There has been some progress. The customized logo that celebrated the 2008 handing over of the Games from Beijing to London benefited from replacing the garish colors of the original with the Union Jack flag. Better still is the logo for the education program, which was unveiled last fall as the winner of a student design competition. As well as adding cheerfully colored pencils in place of the garish shades, Reiss Evans, the winning student, cleaned up the shape by erasing the messy “shadows” around the numbers in the original.

The London 2012 organizers say that they always intended Wolff Olins’s design to “evolve over time.” Any future changes will be the responsibility of the McCann Group, which was appointed last year to handle all of 2012’s marketing, including design. Whether design should be entrusted to a corporate marketing machine like McCann or bundled into marketing at all is debatable. Though I bet the outcome would be better if it was not. That said, the education logo was selected under McCann’s watch, and it is an improvement.

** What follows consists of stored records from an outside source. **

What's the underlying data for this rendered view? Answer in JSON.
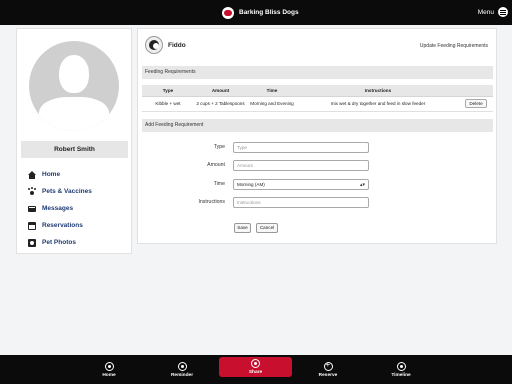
{
  "header": {
    "brand_name": "Barking Bliss Dogs",
    "menu_label": "Menu"
  },
  "sidebar": {
    "user_name": "Robert Smith",
    "items": [
      {
        "label": "Home",
        "icon": "home-icon"
      },
      {
        "label": "Pets & Vaccines",
        "icon": "paw-icon"
      },
      {
        "label": "Messages",
        "icon": "message-icon"
      },
      {
        "label": "Reservations",
        "icon": "calendar-icon"
      },
      {
        "label": "Pet Photos",
        "icon": "photo-icon"
      }
    ]
  },
  "main": {
    "pet_name": "Fiddo",
    "update_link": "Update Feeding Requirements",
    "feeding_section_title": "Feeding Requirements",
    "table": {
      "headers": [
        "Type",
        "Amount",
        "Time",
        "Instructions"
      ],
      "rows": [
        {
          "type": "Kibble + wet",
          "amount": "2 cups + 2 Tablespoons",
          "time": "Morning and Evening",
          "instructions": "mix wet & dry together and feed in slow feeder",
          "action": "Delete"
        }
      ]
    },
    "add_section_title": "Add Feeding Requirement",
    "form": {
      "type_label": "Type",
      "type_placeholder": "Type",
      "amount_label": "Amount",
      "amount_placeholder": "Amount",
      "time_label": "Time",
      "time_value": "Morning (AM)",
      "instructions_label": "Instructions",
      "instructions_placeholder": "Instructions",
      "save_label": "Save",
      "cancel_label": "Cancel"
    }
  },
  "bottom_nav": [
    {
      "label": "Home",
      "icon": "home-icon"
    },
    {
      "label": "Reminder",
      "icon": "reminder-icon"
    },
    {
      "label": "Share",
      "icon": "share-icon",
      "active": true
    },
    {
      "label": "Reserve",
      "icon": "plus-icon"
    },
    {
      "label": "Timeline",
      "icon": "timeline-icon"
    }
  ],
  "colors": {
    "accent": "#c8102e",
    "nav_text": "#1f3b73",
    "bar": "#0b0b0b"
  }
}
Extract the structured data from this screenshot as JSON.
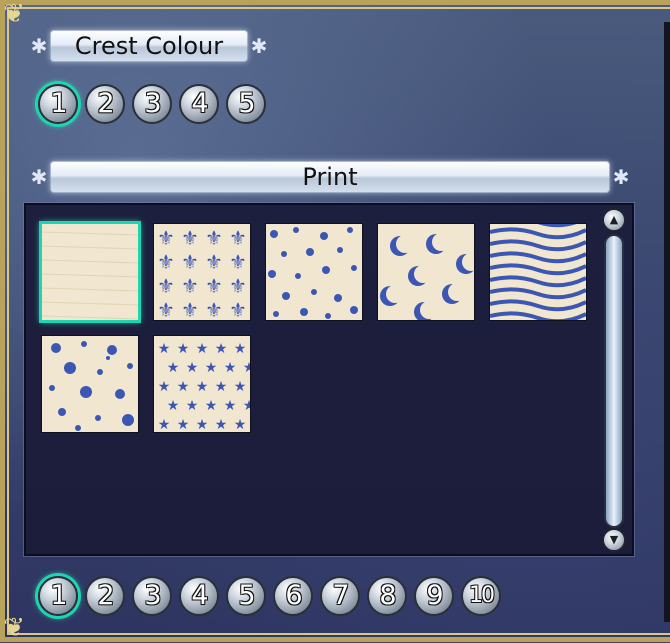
{
  "crest_colour": {
    "title": "Crest Colour",
    "options": [
      "1",
      "2",
      "3",
      "4",
      "5"
    ],
    "selected_index": 0
  },
  "print": {
    "title": "Print",
    "patterns": [
      {
        "name": "plain-pattern",
        "selected": true
      },
      {
        "name": "fleur-de-lis-pattern",
        "selected": false
      },
      {
        "name": "dots-pattern",
        "selected": false
      },
      {
        "name": "crescent-moon-pattern",
        "selected": false
      },
      {
        "name": "zebra-stripe-pattern",
        "selected": false
      },
      {
        "name": "large-polka-dot-pattern",
        "selected": false
      },
      {
        "name": "stars-pattern",
        "selected": false
      }
    ],
    "pattern_color": "#3b57b3",
    "tile_background": "#f1e6cf",
    "scroll_up_icon": "up-arrow-icon",
    "scroll_down_icon": "down-arrow-icon"
  },
  "pages": {
    "options": [
      "1",
      "2",
      "3",
      "4",
      "5",
      "6",
      "7",
      "8",
      "9",
      "10"
    ],
    "selected_index": 0
  },
  "colors": {
    "selection_glow": "#1fd4b0",
    "frame_gold": "#b9a25a"
  }
}
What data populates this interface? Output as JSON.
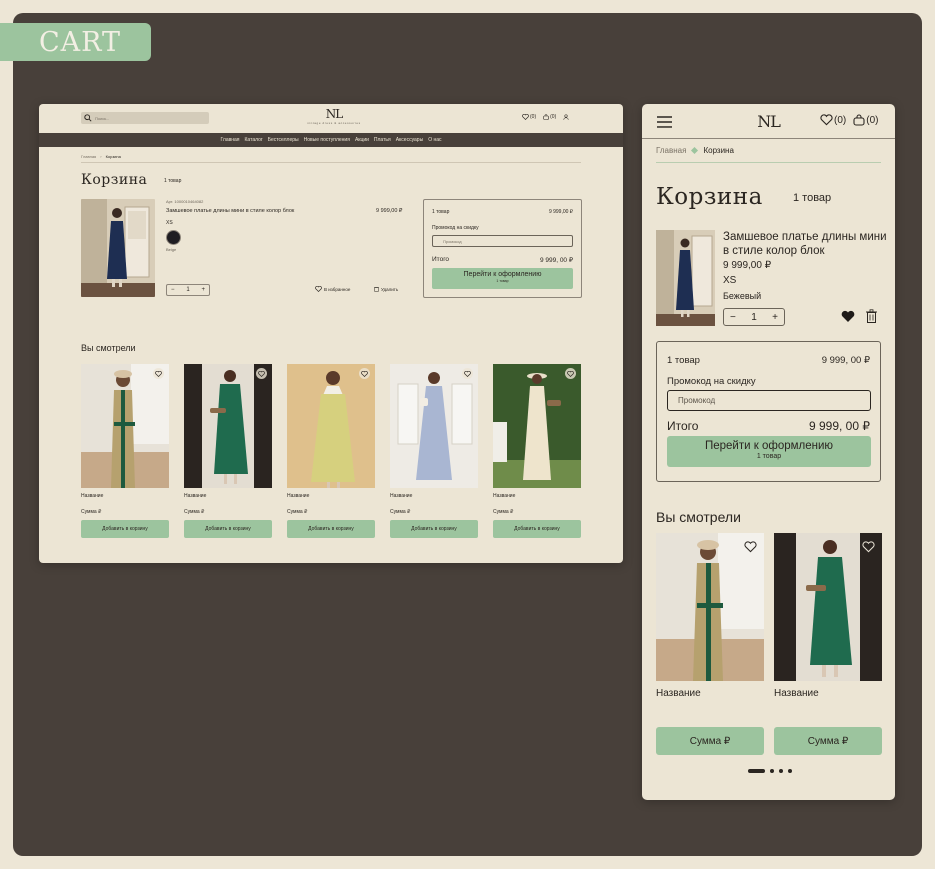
{
  "badge": {
    "label": "CART"
  },
  "desktop": {
    "search_placeholder": "Поиск...",
    "logo_mark": "NL",
    "logo_sub": "vintage dress & accessories",
    "favorites_count": "(0)",
    "cart_count": "(0)",
    "nav": [
      "Главная",
      "Каталог",
      "Бестселлеры",
      "Новые поступления",
      "Акции",
      "Платья",
      "Аксессуары",
      "О нас"
    ],
    "breadcrumb": {
      "home": "Главная",
      "sep": "›",
      "current": "Корзина"
    },
    "title": "Корзина",
    "item_count": "1 товар",
    "product": {
      "article": "Арт. 1000010464082",
      "name": "Замшевое платье длины мини в стиле колор блок",
      "price": "9 999,00 ₽",
      "size": "XS",
      "color": "Beige",
      "qty": "1",
      "minus": "−",
      "plus": "+",
      "favorite": "В избранное",
      "delete": "Удалить"
    },
    "summary": {
      "count": "1 товар",
      "price": "9 999,00 ₽",
      "promo_label": "Промокод на скидку",
      "promo_placeholder": "Промокод",
      "total_label": "Итого",
      "total": "9 999, 00 ₽",
      "checkout": "Перейти к оформлению",
      "checkout_sub": "1 товар"
    },
    "viewed_title": "Вы смотрели",
    "cards": [
      {
        "name": "Название",
        "sum": "Сумма ₽",
        "button": "Добавить в корзину"
      },
      {
        "name": "Название",
        "sum": "Сумма ₽",
        "button": "Добавить в корзину"
      },
      {
        "name": "Название",
        "sum": "Сумма ₽",
        "button": "Добавить в корзину"
      },
      {
        "name": "Название",
        "sum": "Сумма ₽",
        "button": "Добавить в корзину"
      },
      {
        "name": "Название",
        "sum": "Сумма ₽",
        "button": "Добавить в корзину"
      }
    ]
  },
  "mobile": {
    "logo_mark": "NL",
    "favorites_count": "(0)",
    "cart_count": "(0)",
    "breadcrumb": {
      "home": "Главная",
      "current": "Корзина"
    },
    "title": "Корзина",
    "item_count": "1 товар",
    "product": {
      "name": "Замшевое платье длины мини в стиле колор блок",
      "price": "9 999,00 ₽",
      "size": "XS",
      "color": "Бежевый",
      "qty": "1",
      "minus": "−",
      "plus": "+"
    },
    "summary": {
      "count": "1 товар",
      "price": "9 999, 00 ₽",
      "promo_label": "Промокод на скидку",
      "promo_placeholder": "Промокод",
      "total_label": "Итого",
      "total": "9 999, 00 ₽",
      "checkout": "Перейти к оформлению",
      "checkout_sub": "1 товар"
    },
    "viewed_title": "Вы смотрели",
    "cards": [
      {
        "name": "Название",
        "button": "Сумма ₽"
      },
      {
        "name": "Название",
        "button": "Сумма ₽"
      }
    ]
  },
  "colors": {
    "board": "#48403a",
    "page": "#ece5d4",
    "accent": "#9cc49e",
    "text": "#2b2621"
  },
  "icons": [
    "search-icon",
    "heart-icon",
    "bag-icon",
    "user-icon",
    "trash-icon",
    "burger-icon"
  ]
}
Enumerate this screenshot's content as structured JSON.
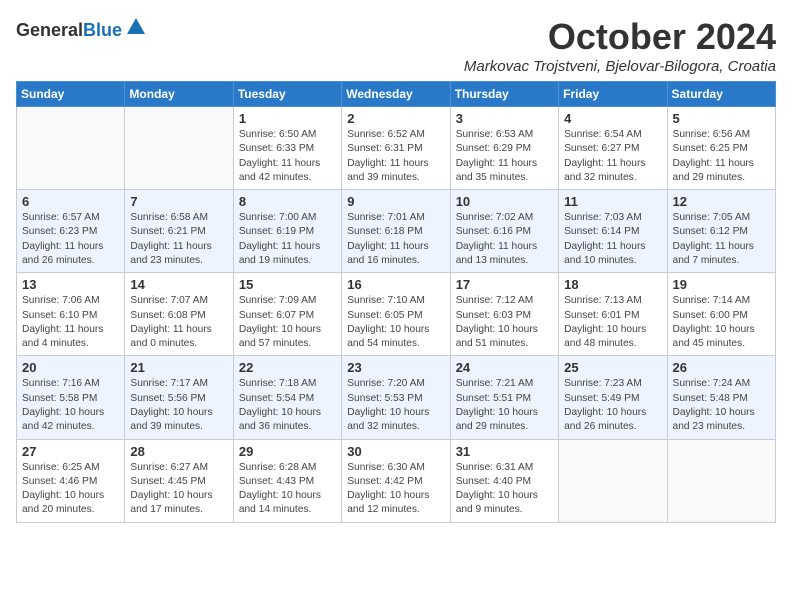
{
  "header": {
    "logo_general": "General",
    "logo_blue": "Blue",
    "month_title": "October 2024",
    "location": "Markovac Trojstveni, Bjelovar-Bilogora, Croatia"
  },
  "weekdays": [
    "Sunday",
    "Monday",
    "Tuesday",
    "Wednesday",
    "Thursday",
    "Friday",
    "Saturday"
  ],
  "weeks": [
    [
      {
        "day": "",
        "info": ""
      },
      {
        "day": "",
        "info": ""
      },
      {
        "day": "1",
        "info": "Sunrise: 6:50 AM\nSunset: 6:33 PM\nDaylight: 11 hours\nand 42 minutes."
      },
      {
        "day": "2",
        "info": "Sunrise: 6:52 AM\nSunset: 6:31 PM\nDaylight: 11 hours\nand 39 minutes."
      },
      {
        "day": "3",
        "info": "Sunrise: 6:53 AM\nSunset: 6:29 PM\nDaylight: 11 hours\nand 35 minutes."
      },
      {
        "day": "4",
        "info": "Sunrise: 6:54 AM\nSunset: 6:27 PM\nDaylight: 11 hours\nand 32 minutes."
      },
      {
        "day": "5",
        "info": "Sunrise: 6:56 AM\nSunset: 6:25 PM\nDaylight: 11 hours\nand 29 minutes."
      }
    ],
    [
      {
        "day": "6",
        "info": "Sunrise: 6:57 AM\nSunset: 6:23 PM\nDaylight: 11 hours\nand 26 minutes."
      },
      {
        "day": "7",
        "info": "Sunrise: 6:58 AM\nSunset: 6:21 PM\nDaylight: 11 hours\nand 23 minutes."
      },
      {
        "day": "8",
        "info": "Sunrise: 7:00 AM\nSunset: 6:19 PM\nDaylight: 11 hours\nand 19 minutes."
      },
      {
        "day": "9",
        "info": "Sunrise: 7:01 AM\nSunset: 6:18 PM\nDaylight: 11 hours\nand 16 minutes."
      },
      {
        "day": "10",
        "info": "Sunrise: 7:02 AM\nSunset: 6:16 PM\nDaylight: 11 hours\nand 13 minutes."
      },
      {
        "day": "11",
        "info": "Sunrise: 7:03 AM\nSunset: 6:14 PM\nDaylight: 11 hours\nand 10 minutes."
      },
      {
        "day": "12",
        "info": "Sunrise: 7:05 AM\nSunset: 6:12 PM\nDaylight: 11 hours\nand 7 minutes."
      }
    ],
    [
      {
        "day": "13",
        "info": "Sunrise: 7:06 AM\nSunset: 6:10 PM\nDaylight: 11 hours\nand 4 minutes."
      },
      {
        "day": "14",
        "info": "Sunrise: 7:07 AM\nSunset: 6:08 PM\nDaylight: 11 hours\nand 0 minutes."
      },
      {
        "day": "15",
        "info": "Sunrise: 7:09 AM\nSunset: 6:07 PM\nDaylight: 10 hours\nand 57 minutes."
      },
      {
        "day": "16",
        "info": "Sunrise: 7:10 AM\nSunset: 6:05 PM\nDaylight: 10 hours\nand 54 minutes."
      },
      {
        "day": "17",
        "info": "Sunrise: 7:12 AM\nSunset: 6:03 PM\nDaylight: 10 hours\nand 51 minutes."
      },
      {
        "day": "18",
        "info": "Sunrise: 7:13 AM\nSunset: 6:01 PM\nDaylight: 10 hours\nand 48 minutes."
      },
      {
        "day": "19",
        "info": "Sunrise: 7:14 AM\nSunset: 6:00 PM\nDaylight: 10 hours\nand 45 minutes."
      }
    ],
    [
      {
        "day": "20",
        "info": "Sunrise: 7:16 AM\nSunset: 5:58 PM\nDaylight: 10 hours\nand 42 minutes."
      },
      {
        "day": "21",
        "info": "Sunrise: 7:17 AM\nSunset: 5:56 PM\nDaylight: 10 hours\nand 39 minutes."
      },
      {
        "day": "22",
        "info": "Sunrise: 7:18 AM\nSunset: 5:54 PM\nDaylight: 10 hours\nand 36 minutes."
      },
      {
        "day": "23",
        "info": "Sunrise: 7:20 AM\nSunset: 5:53 PM\nDaylight: 10 hours\nand 32 minutes."
      },
      {
        "day": "24",
        "info": "Sunrise: 7:21 AM\nSunset: 5:51 PM\nDaylight: 10 hours\nand 29 minutes."
      },
      {
        "day": "25",
        "info": "Sunrise: 7:23 AM\nSunset: 5:49 PM\nDaylight: 10 hours\nand 26 minutes."
      },
      {
        "day": "26",
        "info": "Sunrise: 7:24 AM\nSunset: 5:48 PM\nDaylight: 10 hours\nand 23 minutes."
      }
    ],
    [
      {
        "day": "27",
        "info": "Sunrise: 6:25 AM\nSunset: 4:46 PM\nDaylight: 10 hours\nand 20 minutes."
      },
      {
        "day": "28",
        "info": "Sunrise: 6:27 AM\nSunset: 4:45 PM\nDaylight: 10 hours\nand 17 minutes."
      },
      {
        "day": "29",
        "info": "Sunrise: 6:28 AM\nSunset: 4:43 PM\nDaylight: 10 hours\nand 14 minutes."
      },
      {
        "day": "30",
        "info": "Sunrise: 6:30 AM\nSunset: 4:42 PM\nDaylight: 10 hours\nand 12 minutes."
      },
      {
        "day": "31",
        "info": "Sunrise: 6:31 AM\nSunset: 4:40 PM\nDaylight: 10 hours\nand 9 minutes."
      },
      {
        "day": "",
        "info": ""
      },
      {
        "day": "",
        "info": ""
      }
    ]
  ]
}
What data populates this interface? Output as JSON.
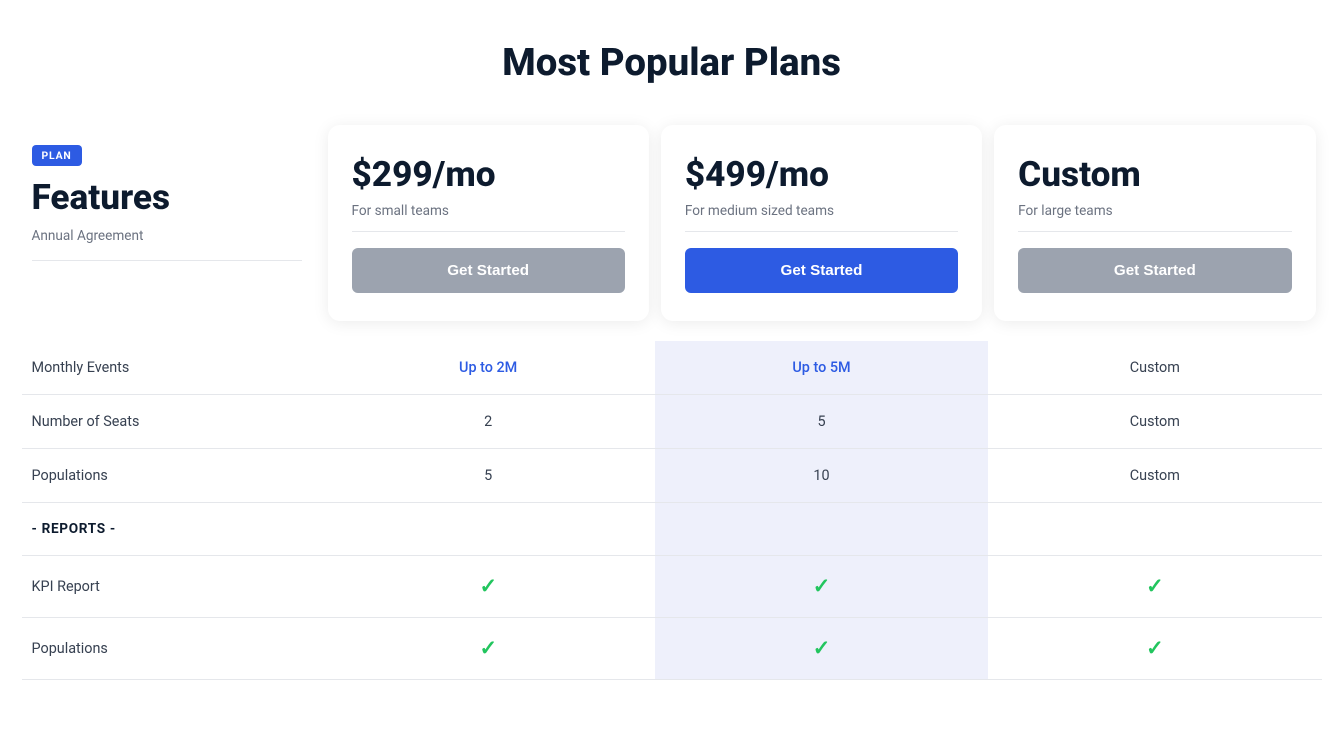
{
  "page": {
    "title": "Most Popular Plans"
  },
  "features_col": {
    "badge": "PLAN",
    "title": "Features",
    "subtitle": "Annual Agreement"
  },
  "plans": [
    {
      "id": "small",
      "price": "$299/mo",
      "description": "For small teams",
      "btn_label": "Get Started",
      "btn_style": "default",
      "highlighted": false
    },
    {
      "id": "medium",
      "price": "$499/mo",
      "description": "For medium sized teams",
      "btn_label": "Get Started",
      "btn_style": "primary",
      "highlighted": true
    },
    {
      "id": "large",
      "price": "Custom",
      "description": "For large teams",
      "btn_label": "Get Started",
      "btn_style": "default",
      "highlighted": false
    }
  ],
  "feature_rows": [
    {
      "label": "Monthly Events",
      "values": [
        "Up to 2M",
        "Up to 5M",
        "Custom"
      ],
      "value_types": [
        "blue",
        "blue-highlighted",
        "plain"
      ],
      "is_check": false
    },
    {
      "label": "Number of Seats",
      "values": [
        "2",
        "5",
        "Custom"
      ],
      "value_types": [
        "plain",
        "highlighted",
        "plain"
      ],
      "is_check": false
    },
    {
      "label": "Populations",
      "values": [
        "5",
        "10",
        "Custom"
      ],
      "value_types": [
        "plain",
        "highlighted",
        "plain"
      ],
      "is_check": false
    },
    {
      "label": "- REPORTS -",
      "values": [
        "",
        "",
        ""
      ],
      "value_types": [
        "plain",
        "highlighted",
        "plain"
      ],
      "is_check": false,
      "is_section_header": true
    },
    {
      "label": "KPI Report",
      "values": [
        "✓",
        "✓",
        "✓"
      ],
      "value_types": [
        "plain",
        "highlighted",
        "plain"
      ],
      "is_check": true
    },
    {
      "label": "Populations",
      "values": [
        "✓",
        "✓",
        "✓"
      ],
      "value_types": [
        "plain",
        "highlighted",
        "plain"
      ],
      "is_check": true
    }
  ]
}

But that isn’t enough for something so important. The London 2012 organizers have already squandered their opportunity to commission great architecture by replacing some of the original designs, except Zaha Hadid’s aquatic center, with inferior ones. It’s too late to redress that, just as it’s too late to do what they should have done three years ago and commission a new logo, not least as 2012’s sponsors like UPS have now adopted the original. But it isn’t too late to make the design much, much better, and they could start by dumping that dodgy typeface.